India: Pig iron prices rise in Mar’26 on cost support, exports

  • Fiscal year-end buying, too, supports price uptrend
  • Firm raw material costs sustain producer realisations

Pig iron prices recorded a moderately positive trend in March 2026, supported by firm raw material costs, improved sentiment, and financial year-end buying. Steel-grade pig iron prices in Durgapur increased from around INR 38,000/t to INR 39,400/t exw, marking a m-o-m rise of INR 1,400/t. Market activity remained largely need-based, though steady enquiries and stock replenishment supported price momentum.

Raw material cost pressure elevated

Input cost pressures persisted during the month, lending firm support to pig iron prices. Met coke prices increased by around INR 1,000/t m-o-m to INR 36,000/t, while coking coal prices rose to nearly $263/t from $250/t, up $13/t. Supply constraints, vessel delays, and elevated freight rates further tightened availability, keeping production costs elevated and supporting higher offer levels.

Auction trends reflect improving yet selective participation

Auction activity during March remained dynamic, with multiple auctions conducted by NMDC and SAIL. Early-month NMDC auctions witnessed strong bookings with full offtake at INR 36,150/t, while participation turned selective in mid-month, with lower volumes booked. However, sentiment improved toward month-end, with NMDC and SAIL-RSP auctions achieving higher realisations up to INR 39,850/t, indicating better buyer confidence and gradual market strengthening.

Substitute metallics and scrap dynamics support demand

Pig iron remained competitive against substitutes during the month. End-cutting scrap prices increased to around INR 38,200/t from INR 36,700/t, while PDRI rose to nearly INR 27,200/t from INR 25,600/t.

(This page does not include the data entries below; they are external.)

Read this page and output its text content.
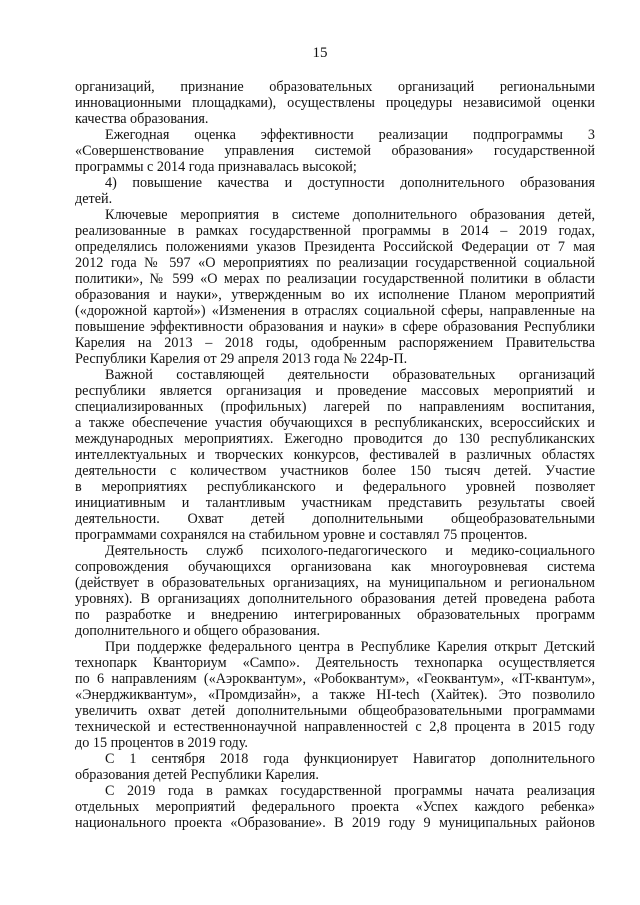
15
организаций, признание образовательных организаций региональными
инновационными площадками), осуществлены процедуры независимой оценки
качества образования.
Ежегодная оценка эффективности реализации подпрограммы 3
«Совершенствование управления системой образования» государственной
программы с 2014 года признавалась высокой;
4) повышение качества и доступности дополнительного образования
детей.
Ключевые мероприятия в системе дополнительного образования детей,
реализованные в рамках государственной программы в 2014 – 2019 годах,
определялись положениями указов Президента Российской Федерации от 7 мая
2012 года № 597 «О мероприятиях по реализации государственной социальной
политики», № 599 «О мерах по реализации государственной политики в области
образования и науки», утвержденным во их исполнение Планом мероприятий
(«дорожной картой») «Изменения в отраслях социальной сферы, направленные на
повышение эффективности образования и науки» в сфере образования Республики
Карелия на 2013 – 2018 годы, одобренным распоряжением Правительства
Республики Карелия от 29 апреля 2013 года № 224р-П.
Важной составляющей деятельности образовательных организаций
республики является организация и проведение массовых мероприятий и
специализированных (профильных) лагерей по направлениям воспитания,
а также обеспечение участия обучающихся в республиканских, всероссийских и
международных мероприятиях. Ежегодно проводится до 130 республиканских
интеллектуальных и творческих конкурсов, фестивалей в различных областях
деятельности с количеством участников более 150 тысяч детей. Участие
в мероприятиях республиканского и федерального уровней позволяет
инициативным и талантливым участникам представить результаты своей
деятельности. Охват детей дополнительными общеобразовательными
программами сохранялся на стабильном уровне и составлял 75 процентов.
Деятельность служб психолого-педагогического и медико-социального
сопровождения обучающихся организована как многоуровневая система
(действует в образовательных организациях, на муниципальном и региональном
уровнях). В организациях дополнительного образования детей проведена работа
по разработке и внедрению интегрированных образовательных программ
дополнительного и общего образования.
При поддержке федерального центра в Республике Карелия открыт Детский
технопарк Кванториум «Сампо». Деятельность технопарка осуществляется
по 6 направлениям («Аэроквантум», «Робоквантум», «Геоквантум», «IT-квантум»,
«Энерджиквантум», «Промдизайн», а также HI-tech (Хайтек). Это позволило
увеличить охват детей дополнительными общеобразовательными программами
технической и естественнонаучной направленностей с 2,8 процента в 2015 году
до 15 процентов в 2019 году.
С 1 сентября 2018 года функционирует Навигатор дополнительного
образования детей Республики Карелия.
С 2019 года в рамках государственной программы начата реализация
отдельных мероприятий федерального проекта «Успех каждого ребенка»
национального проекта «Образование». В 2019 году 9 муниципальных районов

The relatively narrow spread with scrap and firm sponge iron prices limited substitution, while tight scrap availability encouraged partial shift toward pig iron, supporting consumption levels.

Durgapur sees selective activity, exports gain traction

The Durgapur market witnessed selective but steady activity, with a prominent eastern region player procuring around 20,000 t of pig iron at INR 37,500-38,000/t, indicating continued bulk transactions. Capacity additions in the Kharagpur and Jamuria belts improved regional supply dynamics, although spot availability in Durgapur remained limited with only selective offers, while Kharagpur saw relatively active selling interest.

At the same time, export activity remained firm, providing additional support to the market. Around 1–2 cargoes of 50,000-60,000 t each were concluded to the US and Europe at $380-420/t FOB, reflecting competitive Indian pricing in the global market. Ongoing negotiations for fresh shipments indicate sustained overseas demand, which continues to complement domestic consumption and support overall market sentiment.

Production remains broadly stable y-o-y

Production trends remained largely stable over the past year, reflecting a balanced supply environment. Monthly output averaged nearly 0.70 mnt in 2025, with production ranging between 0.62 mnt (February) and a peak of 0.76 mnt (May), indicating moderate fluctuations aligned with demand cycles and operational adjustments at mills. Output remained largely steady in the second half of the year, hovering in the range of 0.65-0.70 mnt, suggesting controlled supply-side discipline.

In early 2026, production continued to follow a similar trend. Output stood at 0.69 mnt in January and eased slightly to 0.68 mnt in February (down ~1% m-o-m), indicating marginal moderation rather than any structural decline. On a y-o-y basis, February production showed an improvement compared with 0.62 mnt in February 2025, reflecting better utilisation levels. Overall, the data indicates stable production with no signs of oversupply, supporting price stability amid evolving demand conditions.

Market trends through Mar’26

The market witnessed strong activity in early March, supported by proactive buying and restocking. Mid-month, trading activity normalised amid cost pressures, while sentiment improved again toward month-end due to financial year closing and stabilising external factors. Overall, the market remained resilient with a cautiously positive undertone.

Outlook

Pig iron prices are expected to remain stable to slightly firm in the near term, supported by elevated raw material costs and improving export opportunities. Geopolitical developments may continue to influence global coal markets and freight, potentially sustaining input cost pressure. However, buying activity is likely to remain largely need-based, keeping price movements measured.